Ask Nicole: How Are You Doing?

By |2021-08-19T20:46:06-04:00December 18th, 2019|Categories: Self & Community Care|Tags: , |0 Comments

Have a question you’d like to be featured? Let me know.

Early in the year, I picked up my phone to speak with a friend that I hadn’t talked to in a while.

We met while as college students and youth activists through one of Advocates for Youth’s youth leadership initiatives. She’s a pediatrician and had recently opened a home pediatrics business.

We were scheduled to talk about our businesses, and before we started, she asked, “First off, how are you doing? I see you doing great things via social media, but I really want to know how you are doing.”

I was caught off guard.

It took a few seconds to respond, and I realize I couldn’t remember the last time someone asked me if I was ok or how am I doing without it being tied to a request.

I get many requests for my time. Personally and professionally. Sometimes these requests start off with a “How are you?” or an “I hope you’re doing well”. Sometimes they get straight to the point. Most of the time these are people I’ve never spoken to before or they’re people I haven’t heard from in some time.

Or sometimes, I’ll reach out to someone only to discover they thought about me recently but didn’t think to reach out. Their reason?

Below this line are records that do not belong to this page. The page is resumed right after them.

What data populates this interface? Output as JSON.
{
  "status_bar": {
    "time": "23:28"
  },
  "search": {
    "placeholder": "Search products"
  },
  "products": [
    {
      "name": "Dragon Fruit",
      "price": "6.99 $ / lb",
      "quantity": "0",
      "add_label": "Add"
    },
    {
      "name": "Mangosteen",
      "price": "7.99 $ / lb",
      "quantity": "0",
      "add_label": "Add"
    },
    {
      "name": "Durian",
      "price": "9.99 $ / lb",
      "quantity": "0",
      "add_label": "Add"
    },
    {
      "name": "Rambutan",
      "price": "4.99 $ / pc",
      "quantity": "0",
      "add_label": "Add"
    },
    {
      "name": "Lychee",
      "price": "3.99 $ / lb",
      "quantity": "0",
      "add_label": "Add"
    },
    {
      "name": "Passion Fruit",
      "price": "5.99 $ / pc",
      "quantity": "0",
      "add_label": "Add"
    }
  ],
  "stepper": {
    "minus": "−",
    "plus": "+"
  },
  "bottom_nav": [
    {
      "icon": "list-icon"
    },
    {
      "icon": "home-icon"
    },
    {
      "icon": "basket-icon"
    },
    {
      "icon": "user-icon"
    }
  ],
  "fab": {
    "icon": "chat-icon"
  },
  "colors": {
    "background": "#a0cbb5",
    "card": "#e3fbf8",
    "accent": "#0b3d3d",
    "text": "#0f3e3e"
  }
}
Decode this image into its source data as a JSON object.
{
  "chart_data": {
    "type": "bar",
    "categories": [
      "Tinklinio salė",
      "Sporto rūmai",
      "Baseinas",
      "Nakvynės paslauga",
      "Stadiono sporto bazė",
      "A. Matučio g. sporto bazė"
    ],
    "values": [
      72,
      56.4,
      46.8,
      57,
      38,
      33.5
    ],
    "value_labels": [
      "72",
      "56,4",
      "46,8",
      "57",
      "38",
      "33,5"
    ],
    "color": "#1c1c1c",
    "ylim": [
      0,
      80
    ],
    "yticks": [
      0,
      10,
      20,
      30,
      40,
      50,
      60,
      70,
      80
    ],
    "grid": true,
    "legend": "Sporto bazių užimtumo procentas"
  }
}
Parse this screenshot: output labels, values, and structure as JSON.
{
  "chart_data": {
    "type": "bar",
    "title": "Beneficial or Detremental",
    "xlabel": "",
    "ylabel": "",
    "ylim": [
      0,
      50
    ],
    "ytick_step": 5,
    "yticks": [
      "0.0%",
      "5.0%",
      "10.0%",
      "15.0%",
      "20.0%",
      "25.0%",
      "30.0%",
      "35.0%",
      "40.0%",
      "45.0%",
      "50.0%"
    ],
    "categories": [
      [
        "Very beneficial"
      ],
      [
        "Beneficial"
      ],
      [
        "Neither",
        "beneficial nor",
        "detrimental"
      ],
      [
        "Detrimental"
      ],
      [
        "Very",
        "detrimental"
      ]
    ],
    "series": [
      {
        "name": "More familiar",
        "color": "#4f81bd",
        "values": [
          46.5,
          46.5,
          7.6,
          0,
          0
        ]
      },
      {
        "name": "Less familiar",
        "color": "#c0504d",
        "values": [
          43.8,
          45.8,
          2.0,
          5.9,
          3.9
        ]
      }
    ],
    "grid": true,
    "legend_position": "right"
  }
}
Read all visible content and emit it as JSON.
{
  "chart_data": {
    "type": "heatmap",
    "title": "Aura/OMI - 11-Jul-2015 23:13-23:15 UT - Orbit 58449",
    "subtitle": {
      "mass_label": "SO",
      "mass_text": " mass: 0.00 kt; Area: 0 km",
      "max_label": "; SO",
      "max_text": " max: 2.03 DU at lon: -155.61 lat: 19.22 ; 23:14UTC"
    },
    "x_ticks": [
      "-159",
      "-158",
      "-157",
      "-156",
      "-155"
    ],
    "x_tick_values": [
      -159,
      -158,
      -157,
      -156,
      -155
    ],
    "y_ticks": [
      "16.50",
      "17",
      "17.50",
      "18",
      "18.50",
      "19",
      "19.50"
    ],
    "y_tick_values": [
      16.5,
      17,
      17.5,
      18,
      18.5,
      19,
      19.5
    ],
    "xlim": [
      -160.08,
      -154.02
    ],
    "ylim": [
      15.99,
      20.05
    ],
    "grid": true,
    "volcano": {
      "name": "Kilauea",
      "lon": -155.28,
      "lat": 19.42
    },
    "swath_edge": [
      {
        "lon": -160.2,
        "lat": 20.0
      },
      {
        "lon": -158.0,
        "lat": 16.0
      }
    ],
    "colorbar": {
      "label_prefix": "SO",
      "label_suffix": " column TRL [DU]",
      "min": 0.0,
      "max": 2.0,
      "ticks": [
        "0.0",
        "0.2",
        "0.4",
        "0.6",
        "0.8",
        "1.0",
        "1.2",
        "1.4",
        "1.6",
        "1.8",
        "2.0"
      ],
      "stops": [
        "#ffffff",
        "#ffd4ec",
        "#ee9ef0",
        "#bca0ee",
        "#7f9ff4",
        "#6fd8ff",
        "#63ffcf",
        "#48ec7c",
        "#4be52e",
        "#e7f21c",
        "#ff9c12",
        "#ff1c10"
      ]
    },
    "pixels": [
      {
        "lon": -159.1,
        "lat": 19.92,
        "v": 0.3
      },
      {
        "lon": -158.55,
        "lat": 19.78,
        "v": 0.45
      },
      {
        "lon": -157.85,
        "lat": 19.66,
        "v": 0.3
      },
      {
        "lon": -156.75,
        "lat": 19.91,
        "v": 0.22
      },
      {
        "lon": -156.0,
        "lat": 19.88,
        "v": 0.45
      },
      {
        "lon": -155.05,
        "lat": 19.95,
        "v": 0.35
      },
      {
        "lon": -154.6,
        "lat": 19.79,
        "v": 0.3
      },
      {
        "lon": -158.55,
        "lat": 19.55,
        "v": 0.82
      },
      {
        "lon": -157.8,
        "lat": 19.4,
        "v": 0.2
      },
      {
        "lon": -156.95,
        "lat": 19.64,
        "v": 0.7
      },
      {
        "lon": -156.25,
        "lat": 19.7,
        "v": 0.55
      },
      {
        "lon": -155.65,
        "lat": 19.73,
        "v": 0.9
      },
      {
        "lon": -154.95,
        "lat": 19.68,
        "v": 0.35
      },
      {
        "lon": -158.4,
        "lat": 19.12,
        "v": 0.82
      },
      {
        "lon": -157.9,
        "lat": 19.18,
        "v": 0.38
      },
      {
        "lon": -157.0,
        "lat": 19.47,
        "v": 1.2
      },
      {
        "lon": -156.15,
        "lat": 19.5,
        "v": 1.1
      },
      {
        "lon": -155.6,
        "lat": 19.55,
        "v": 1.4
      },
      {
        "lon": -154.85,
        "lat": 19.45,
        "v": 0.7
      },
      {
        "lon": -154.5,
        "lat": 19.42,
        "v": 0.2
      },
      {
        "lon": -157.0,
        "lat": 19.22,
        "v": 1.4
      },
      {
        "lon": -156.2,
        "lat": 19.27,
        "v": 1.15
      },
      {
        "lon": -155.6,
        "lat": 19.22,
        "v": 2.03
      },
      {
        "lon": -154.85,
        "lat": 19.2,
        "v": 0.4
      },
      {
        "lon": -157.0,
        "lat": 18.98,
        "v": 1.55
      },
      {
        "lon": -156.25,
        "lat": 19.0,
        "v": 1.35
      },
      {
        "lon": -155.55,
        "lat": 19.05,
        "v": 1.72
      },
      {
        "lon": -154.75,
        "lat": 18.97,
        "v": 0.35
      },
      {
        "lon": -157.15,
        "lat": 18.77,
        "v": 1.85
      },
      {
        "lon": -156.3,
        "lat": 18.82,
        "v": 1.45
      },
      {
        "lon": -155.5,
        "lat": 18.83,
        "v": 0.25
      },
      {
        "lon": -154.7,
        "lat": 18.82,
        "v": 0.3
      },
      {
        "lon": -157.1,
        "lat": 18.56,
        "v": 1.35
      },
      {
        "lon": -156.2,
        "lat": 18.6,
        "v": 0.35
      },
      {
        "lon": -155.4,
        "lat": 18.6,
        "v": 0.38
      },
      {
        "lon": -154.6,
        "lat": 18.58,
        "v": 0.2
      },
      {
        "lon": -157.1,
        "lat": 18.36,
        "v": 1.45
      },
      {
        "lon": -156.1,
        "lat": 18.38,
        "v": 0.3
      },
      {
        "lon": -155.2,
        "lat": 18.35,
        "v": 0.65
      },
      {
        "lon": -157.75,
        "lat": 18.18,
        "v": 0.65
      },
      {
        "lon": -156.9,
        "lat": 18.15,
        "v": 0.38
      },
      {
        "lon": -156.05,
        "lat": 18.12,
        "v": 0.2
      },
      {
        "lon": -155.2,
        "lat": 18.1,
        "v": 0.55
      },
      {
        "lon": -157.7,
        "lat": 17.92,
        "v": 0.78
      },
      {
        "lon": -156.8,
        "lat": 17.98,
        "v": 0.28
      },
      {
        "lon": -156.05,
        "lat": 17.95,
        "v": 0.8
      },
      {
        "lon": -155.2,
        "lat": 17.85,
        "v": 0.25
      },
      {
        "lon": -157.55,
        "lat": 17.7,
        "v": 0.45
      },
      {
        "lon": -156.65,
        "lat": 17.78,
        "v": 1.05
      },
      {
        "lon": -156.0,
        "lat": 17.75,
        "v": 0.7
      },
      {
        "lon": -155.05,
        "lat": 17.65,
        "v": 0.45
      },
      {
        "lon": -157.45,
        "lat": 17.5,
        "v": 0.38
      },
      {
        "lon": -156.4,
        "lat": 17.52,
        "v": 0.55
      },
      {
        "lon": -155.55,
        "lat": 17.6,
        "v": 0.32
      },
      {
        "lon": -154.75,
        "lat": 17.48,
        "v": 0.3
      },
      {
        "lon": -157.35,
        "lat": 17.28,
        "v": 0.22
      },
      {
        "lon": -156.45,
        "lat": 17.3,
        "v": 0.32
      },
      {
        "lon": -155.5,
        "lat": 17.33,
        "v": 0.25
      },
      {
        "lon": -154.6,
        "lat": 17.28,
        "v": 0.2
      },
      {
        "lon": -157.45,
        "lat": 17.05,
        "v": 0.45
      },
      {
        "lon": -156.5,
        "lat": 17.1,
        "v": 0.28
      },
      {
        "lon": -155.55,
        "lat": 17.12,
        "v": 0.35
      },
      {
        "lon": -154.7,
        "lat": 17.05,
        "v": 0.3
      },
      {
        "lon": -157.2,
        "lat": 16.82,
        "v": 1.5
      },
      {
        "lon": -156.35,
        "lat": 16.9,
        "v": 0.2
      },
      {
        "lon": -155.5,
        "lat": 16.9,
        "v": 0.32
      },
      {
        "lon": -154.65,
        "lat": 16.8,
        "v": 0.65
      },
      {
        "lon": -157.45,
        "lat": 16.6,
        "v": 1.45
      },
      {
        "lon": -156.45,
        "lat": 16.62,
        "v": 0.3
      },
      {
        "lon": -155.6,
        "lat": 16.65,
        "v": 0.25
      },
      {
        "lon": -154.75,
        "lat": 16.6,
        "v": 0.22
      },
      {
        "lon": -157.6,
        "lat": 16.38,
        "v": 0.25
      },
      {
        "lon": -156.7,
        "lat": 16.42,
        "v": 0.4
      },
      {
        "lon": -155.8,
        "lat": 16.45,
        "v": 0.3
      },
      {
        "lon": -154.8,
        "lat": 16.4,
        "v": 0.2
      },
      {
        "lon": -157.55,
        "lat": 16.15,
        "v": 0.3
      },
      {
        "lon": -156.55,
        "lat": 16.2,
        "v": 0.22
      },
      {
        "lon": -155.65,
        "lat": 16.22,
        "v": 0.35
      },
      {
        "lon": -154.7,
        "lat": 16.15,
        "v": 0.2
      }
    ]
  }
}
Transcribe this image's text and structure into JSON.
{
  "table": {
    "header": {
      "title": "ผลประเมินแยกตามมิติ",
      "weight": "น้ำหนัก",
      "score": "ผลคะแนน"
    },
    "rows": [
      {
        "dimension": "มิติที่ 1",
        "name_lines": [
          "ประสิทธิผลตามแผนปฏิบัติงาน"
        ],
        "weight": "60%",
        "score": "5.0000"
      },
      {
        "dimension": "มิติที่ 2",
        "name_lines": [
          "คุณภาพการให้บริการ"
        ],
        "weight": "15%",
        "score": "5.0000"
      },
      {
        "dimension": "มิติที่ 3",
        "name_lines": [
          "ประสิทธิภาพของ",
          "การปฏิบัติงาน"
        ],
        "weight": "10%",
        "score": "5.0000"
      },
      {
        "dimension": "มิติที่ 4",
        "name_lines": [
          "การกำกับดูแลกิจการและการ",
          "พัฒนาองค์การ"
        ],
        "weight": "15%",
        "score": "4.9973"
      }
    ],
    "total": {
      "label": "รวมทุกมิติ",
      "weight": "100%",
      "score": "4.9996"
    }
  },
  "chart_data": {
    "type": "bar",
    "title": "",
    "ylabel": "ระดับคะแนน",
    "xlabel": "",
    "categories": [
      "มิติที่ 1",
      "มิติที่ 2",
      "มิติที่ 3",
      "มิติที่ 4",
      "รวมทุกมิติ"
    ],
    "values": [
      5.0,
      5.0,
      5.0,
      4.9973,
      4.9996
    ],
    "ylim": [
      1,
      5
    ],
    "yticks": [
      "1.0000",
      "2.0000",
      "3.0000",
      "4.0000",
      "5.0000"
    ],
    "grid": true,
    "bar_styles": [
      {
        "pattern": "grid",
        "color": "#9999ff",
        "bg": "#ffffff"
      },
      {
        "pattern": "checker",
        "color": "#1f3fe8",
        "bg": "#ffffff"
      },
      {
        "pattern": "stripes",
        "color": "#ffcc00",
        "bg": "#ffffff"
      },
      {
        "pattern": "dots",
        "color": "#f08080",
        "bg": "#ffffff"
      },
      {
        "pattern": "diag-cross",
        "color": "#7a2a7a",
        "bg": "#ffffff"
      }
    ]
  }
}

Because they look at what I post on social media and believe that everything is fine.

When was the last time you asked someone “How are you doing?” and it wasn’t connected to a request for their time?

How often do you think of someone and assume everything is fine based on what they elect to share on social media?

How often do you think of someone in passing, and make no effort to reach out to them?

When was the last time you made plans to spend time with someone and allowed for those plans to fall through?